The nurses who look after your relative will have very detailed, up-to-date information about the patient but they can also arrange for you to speak to the ICU doctors or other specialists, such as surgeons when they have been involved in your relative’s care. However, keep in mind that not only certain designated relatives are permitted to receive this information because of confidentiality rules. As well, it is easiest if one person in the family is designated at the “point person,” who can get the information from the nursing staff. In turn, this relative can pass on the information to the rest of the family. This way, the staff doesn’t have to answer the same questions repeatedly.
Over two-thirds of sedated patients who are on ventilators (machines to help with their breathing) can experience strange, vivid dreams, as well as hallucinations. This is called delirium. Delirium can be very frightening for because everything seems so real, and it can be upsetting for you if your relative is unhappy or frightened.
Some of the reasons delirium happens are:
Medications – strong drugs, such as pain killers and sedatives may be needed to help the patient cope with their treatment, but they are very powerful and can cause delirium as a side effect. These drugs can also make it difficult for the patient to understand or remember what happened in the ICU.
Chemicals in the body – when a patient is very ill, they produce chemicals to fight the illness or infection, which can cause confusion. This can also lead to delirium
Forgetting – patients may not understand what is happening to them and this leads to gaps in their memory. These gaps may last for weeks. Patients try to make sense of what is happening and fill in these gaps in the form of dreams. These dreams can be very strange and frightening because the patient thinks they are real.
You have been through a very upsetting experience and it will take time to get over it. Once your relative is home, you might feel very relieved that buy you may also be anxious about the responsibility of caring for your relative. However, now that the danger is over, you may also have a reaction to the stress you have been under. You may feel upset, tearful, anxious, depressed or just very tired. Your relative might look and seem different to normal, and you may have to juggle things to find time to be there.
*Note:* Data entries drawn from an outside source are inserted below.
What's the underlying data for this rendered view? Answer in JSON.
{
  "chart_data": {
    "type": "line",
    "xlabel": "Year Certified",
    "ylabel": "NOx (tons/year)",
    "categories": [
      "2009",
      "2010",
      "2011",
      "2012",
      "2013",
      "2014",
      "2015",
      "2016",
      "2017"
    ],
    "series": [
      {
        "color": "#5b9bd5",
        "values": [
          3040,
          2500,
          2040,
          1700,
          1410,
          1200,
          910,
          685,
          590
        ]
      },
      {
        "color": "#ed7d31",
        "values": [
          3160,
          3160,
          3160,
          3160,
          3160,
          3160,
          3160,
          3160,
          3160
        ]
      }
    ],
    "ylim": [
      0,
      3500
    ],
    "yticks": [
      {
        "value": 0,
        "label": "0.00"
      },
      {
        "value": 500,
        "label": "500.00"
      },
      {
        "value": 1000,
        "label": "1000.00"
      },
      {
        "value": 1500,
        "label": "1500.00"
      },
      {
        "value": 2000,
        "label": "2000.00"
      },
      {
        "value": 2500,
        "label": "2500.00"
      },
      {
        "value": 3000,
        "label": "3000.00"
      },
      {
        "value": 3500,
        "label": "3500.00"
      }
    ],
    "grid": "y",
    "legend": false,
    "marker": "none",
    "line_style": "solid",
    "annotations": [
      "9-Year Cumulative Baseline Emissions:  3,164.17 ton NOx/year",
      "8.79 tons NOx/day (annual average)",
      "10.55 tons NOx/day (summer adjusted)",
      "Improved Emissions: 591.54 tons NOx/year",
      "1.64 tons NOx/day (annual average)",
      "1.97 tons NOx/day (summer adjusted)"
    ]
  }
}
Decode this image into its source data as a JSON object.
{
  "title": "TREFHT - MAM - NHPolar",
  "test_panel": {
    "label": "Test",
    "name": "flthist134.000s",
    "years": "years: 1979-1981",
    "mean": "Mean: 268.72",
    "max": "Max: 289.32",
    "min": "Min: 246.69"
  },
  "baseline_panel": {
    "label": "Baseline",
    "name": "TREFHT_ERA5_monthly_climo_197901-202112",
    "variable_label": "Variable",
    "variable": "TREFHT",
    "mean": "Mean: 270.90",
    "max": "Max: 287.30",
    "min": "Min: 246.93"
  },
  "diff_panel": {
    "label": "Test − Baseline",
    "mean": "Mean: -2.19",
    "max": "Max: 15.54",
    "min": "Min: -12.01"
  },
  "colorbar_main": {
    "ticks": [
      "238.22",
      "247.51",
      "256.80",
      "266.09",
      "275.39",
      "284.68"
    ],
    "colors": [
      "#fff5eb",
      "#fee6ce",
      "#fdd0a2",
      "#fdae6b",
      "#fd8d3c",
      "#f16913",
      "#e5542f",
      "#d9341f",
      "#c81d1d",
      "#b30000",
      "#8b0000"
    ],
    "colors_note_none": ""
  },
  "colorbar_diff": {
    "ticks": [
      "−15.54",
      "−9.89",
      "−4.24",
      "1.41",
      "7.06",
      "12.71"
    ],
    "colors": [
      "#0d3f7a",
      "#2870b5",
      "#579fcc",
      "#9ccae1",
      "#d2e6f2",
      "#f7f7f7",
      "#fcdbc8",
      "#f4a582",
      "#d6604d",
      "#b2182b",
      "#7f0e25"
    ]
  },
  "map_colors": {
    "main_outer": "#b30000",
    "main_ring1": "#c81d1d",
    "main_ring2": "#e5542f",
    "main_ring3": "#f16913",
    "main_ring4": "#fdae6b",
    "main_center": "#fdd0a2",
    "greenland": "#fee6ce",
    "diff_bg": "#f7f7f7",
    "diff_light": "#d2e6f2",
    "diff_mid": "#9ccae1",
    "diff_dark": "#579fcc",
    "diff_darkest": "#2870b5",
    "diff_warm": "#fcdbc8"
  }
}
Don’t be afraid to ask for help, either from friends and family or from your doctor. If it helps, talk to your family and friends about what happened. If you are finding it difficult to cope, you might want to talk to a counselor or therapist.
Sepsis is a very serious illness and, unfortunately, sometimes patients do die because they don’t get treatment in time or their body is not able to fight the infection. It can be a terrible shock if your relative dies of sepsis because the illness can move very quickly and your relative may have been in good health before it happened.
It might be difficult for you to remember what happened, so it may help you to ask the nurses and doctors about anything you don’t understand.
Talk to your friends and family and ask for any help that you need. It may help you to talk to a bereavement counselor because they can offer support and understanding to adults and children who have lost a relative or friend.